McDonald’s Fries Are Made of Potatoes—and a Whole Bunch of Other Stuff
Are Mickey D’s fries made of real potatoes?
Why yes, they are—a mix of Russet Burbanks and Umatilla Russets, to be exact—according to the latest installment of the fast-food giant’s “Our Food. Your Questions” campaign.
McDonald’s released the behind-the-making video for its french fries after launching the campaign with a viral clip about what goes into the McRib. Just as Mythbusters host Grant Imahara previously defended the famous pork sandwich, in this clip he attempts to disprove myths surrounding the popular McDonald's side.
He even goes to a field where some of the starchy tubers are grown and digs one up.
“See? A real potato,” Koko Neher of McDonald’s supplier Simplot tells Imahara. “This is where it all begins.”
That the fries are made with actual produce may not persuade the fast food–averse to rush to the nearest drive-through.

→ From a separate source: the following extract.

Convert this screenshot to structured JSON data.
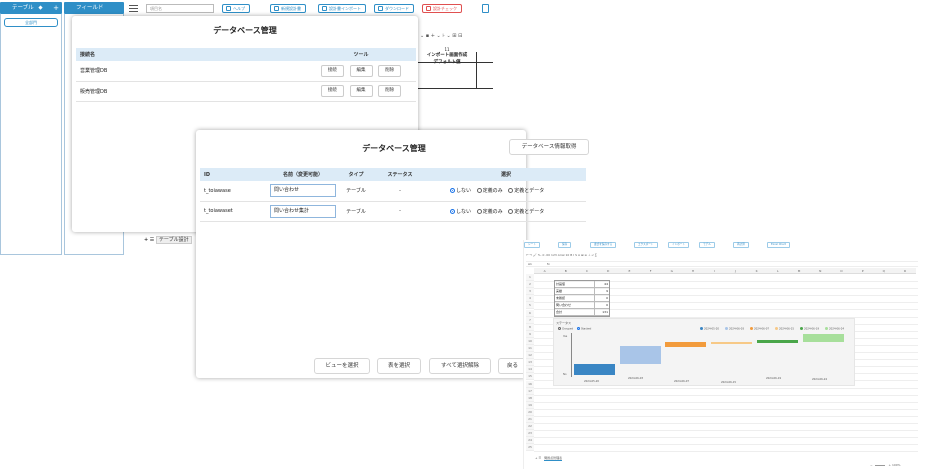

A companion video reveals that more goes into the fries—18 more ingredients, to be precise. Those include salt, myriad types of oils, milk, and beef flavor.
Concerned about the longest word on the ingredient list, "dimethylpolysiloxane"? We all need to relax, Imahara suggests.
“I know it sounds scary, but it’s actually an anti-foaming agent,” he says.
It all adds up to 337 calories and 17 grams of fat.
Whether Americans will buy into McDonald’s aggressive marketing of late is yet to be seen, but its decline in sales in 2014 indicate that customers will keep driving past the Golden Arches unless the company takes a page from its fast-casual competition.